THOMAS Perrott, the man behind many of the community organisations that people take for granted today died on May 14, aged 82.
Mr Perrott took over his father’s four man painting business in 1957 and six years later Gardner Brothers and Perrott was born.
The company would grow to become an international firm with more than 1,200 people. It was named WA Company of the Year in 1986.
That was the same year that Mr Perrott was named WA Citizen of the Year for his contribution to WA industry and commerce.
He was a member of the Confederation of WA Industry and was involved in the expansion of the State’s north west, the Dampier to Perth natural gas pipeline and much of the alumina expansion around WA.
Besides his work in commerce Mr Perrott was a committed lay member of the Catholic church and was a central figure in coordinating Pope John Paul II’s visit to Perth.
Indeed he had contemplated entering the priesthood and spent a year in the Novitiate of the Jesuits until ill health forced his return to Perth.
He was a member of the St Vincent de Paul Society for 65 years and a founding member of Southern Cross Homes.
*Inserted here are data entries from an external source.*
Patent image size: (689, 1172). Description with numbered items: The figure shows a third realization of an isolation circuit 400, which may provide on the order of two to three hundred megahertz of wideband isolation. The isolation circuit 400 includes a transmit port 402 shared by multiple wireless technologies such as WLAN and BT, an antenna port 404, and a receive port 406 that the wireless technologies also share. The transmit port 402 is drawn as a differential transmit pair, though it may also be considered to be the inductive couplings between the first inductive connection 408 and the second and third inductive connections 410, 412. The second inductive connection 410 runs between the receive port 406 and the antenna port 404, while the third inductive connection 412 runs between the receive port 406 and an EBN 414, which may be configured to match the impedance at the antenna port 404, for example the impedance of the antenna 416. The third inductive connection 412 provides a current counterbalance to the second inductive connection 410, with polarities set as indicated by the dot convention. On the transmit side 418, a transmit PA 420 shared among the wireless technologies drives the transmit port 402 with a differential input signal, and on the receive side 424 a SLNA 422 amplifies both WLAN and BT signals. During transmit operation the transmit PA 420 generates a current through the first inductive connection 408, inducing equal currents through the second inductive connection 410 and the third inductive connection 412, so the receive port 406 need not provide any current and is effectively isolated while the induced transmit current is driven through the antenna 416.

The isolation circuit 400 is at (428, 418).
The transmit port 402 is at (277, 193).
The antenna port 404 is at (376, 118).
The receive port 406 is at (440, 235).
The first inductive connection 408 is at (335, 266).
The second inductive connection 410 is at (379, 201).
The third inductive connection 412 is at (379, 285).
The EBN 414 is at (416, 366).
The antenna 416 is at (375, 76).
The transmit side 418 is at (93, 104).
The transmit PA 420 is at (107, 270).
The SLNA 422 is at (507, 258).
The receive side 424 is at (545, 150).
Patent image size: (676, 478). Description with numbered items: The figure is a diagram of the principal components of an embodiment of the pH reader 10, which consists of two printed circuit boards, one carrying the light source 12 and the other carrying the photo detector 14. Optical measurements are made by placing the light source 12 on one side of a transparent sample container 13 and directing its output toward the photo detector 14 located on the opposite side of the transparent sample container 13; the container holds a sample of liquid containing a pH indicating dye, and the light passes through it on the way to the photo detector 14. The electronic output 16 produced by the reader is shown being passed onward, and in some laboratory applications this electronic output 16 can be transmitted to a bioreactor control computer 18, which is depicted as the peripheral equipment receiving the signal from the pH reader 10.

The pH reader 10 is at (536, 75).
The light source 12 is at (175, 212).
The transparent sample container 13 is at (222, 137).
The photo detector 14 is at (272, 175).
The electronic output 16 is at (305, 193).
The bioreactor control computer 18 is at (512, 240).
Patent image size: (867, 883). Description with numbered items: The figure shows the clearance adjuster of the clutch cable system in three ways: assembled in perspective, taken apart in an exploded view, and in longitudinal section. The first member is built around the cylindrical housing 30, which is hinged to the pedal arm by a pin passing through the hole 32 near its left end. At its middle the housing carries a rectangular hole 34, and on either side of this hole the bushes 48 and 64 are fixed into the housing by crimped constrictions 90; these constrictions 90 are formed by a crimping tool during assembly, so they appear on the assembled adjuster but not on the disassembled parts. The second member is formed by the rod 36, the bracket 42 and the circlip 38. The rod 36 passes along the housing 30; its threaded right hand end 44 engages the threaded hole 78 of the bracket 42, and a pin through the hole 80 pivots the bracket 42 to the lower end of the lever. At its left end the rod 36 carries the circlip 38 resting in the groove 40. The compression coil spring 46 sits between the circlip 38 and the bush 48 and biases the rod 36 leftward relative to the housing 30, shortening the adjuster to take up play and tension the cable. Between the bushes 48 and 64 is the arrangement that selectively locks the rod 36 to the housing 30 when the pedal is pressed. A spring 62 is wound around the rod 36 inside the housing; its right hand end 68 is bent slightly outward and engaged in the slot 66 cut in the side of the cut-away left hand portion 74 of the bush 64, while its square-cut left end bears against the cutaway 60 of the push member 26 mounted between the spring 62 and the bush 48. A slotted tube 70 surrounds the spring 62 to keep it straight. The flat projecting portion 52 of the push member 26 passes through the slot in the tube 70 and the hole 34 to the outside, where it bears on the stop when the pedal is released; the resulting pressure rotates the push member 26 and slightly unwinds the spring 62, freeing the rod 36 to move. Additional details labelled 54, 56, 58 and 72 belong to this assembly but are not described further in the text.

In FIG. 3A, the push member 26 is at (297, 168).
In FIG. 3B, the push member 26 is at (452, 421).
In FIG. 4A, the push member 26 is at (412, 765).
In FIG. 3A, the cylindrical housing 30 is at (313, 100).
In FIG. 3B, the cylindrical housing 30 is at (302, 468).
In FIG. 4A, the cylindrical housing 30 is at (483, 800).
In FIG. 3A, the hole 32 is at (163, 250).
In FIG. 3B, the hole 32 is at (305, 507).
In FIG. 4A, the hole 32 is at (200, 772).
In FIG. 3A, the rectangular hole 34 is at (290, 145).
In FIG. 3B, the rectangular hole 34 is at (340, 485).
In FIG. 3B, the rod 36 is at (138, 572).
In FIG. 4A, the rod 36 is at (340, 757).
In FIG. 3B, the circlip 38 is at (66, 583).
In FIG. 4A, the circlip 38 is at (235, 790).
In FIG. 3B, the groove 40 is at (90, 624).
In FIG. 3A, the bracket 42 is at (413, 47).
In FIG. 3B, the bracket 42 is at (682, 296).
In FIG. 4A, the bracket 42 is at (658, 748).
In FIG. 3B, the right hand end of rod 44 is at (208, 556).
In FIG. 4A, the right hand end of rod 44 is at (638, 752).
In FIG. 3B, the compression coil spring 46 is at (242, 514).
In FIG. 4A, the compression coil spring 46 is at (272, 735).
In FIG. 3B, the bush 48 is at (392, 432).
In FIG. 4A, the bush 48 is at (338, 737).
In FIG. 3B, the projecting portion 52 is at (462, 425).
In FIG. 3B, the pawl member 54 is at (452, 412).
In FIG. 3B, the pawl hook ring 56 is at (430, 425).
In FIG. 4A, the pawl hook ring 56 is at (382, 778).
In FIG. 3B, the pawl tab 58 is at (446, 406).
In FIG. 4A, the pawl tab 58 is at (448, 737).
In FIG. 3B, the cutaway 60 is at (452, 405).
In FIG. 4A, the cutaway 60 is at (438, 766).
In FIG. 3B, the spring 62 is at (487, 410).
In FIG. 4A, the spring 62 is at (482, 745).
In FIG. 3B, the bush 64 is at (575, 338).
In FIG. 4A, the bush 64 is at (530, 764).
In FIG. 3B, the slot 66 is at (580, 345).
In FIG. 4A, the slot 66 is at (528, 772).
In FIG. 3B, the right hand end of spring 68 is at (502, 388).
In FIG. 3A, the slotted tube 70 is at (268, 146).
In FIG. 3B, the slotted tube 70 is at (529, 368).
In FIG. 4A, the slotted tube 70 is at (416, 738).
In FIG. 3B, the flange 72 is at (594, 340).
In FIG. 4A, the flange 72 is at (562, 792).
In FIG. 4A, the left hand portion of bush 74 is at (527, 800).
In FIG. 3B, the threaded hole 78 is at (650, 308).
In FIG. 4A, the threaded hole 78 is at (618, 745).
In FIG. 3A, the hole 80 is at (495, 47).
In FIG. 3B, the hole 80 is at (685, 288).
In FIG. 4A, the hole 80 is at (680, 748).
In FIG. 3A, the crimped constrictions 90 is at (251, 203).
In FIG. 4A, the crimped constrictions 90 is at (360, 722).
He was also president of the WA Society for Crippled Children for 16 years and helped guide the development of the organisation known as Rocky Bay Inc.
During this time he was also a founding member of the Child Accident Prevention Foundation, the Diabetes Research Foundation and the Channel Nine Appealathon Foundation – an organisation he chaired for several years.
His community service had him made a member of the Order of Australia in 1982.
Besides his community involvement Mr Perrott was a lover of cricket.
He was a central figure in the Centenary redevelopment of the WACA Ground in the mid-1980s.
Mr Perrott was a member of the WACA’s exeuctive committee for 18 years and served as its president for eight years from 1990.
His son Michael Perrott said his father had played a huge role in his own business career and given him a great deal of confidence.
"I can honestly say he always gave to me every opportunity to do what I wanted to do and even when I made serious mistakes there was never ever the occasion where he said ‘look I told you so’," he said.
Mr Perrott is survived by his wife Eileen and children Michael, Vincent, Tricia, Chris and Julie.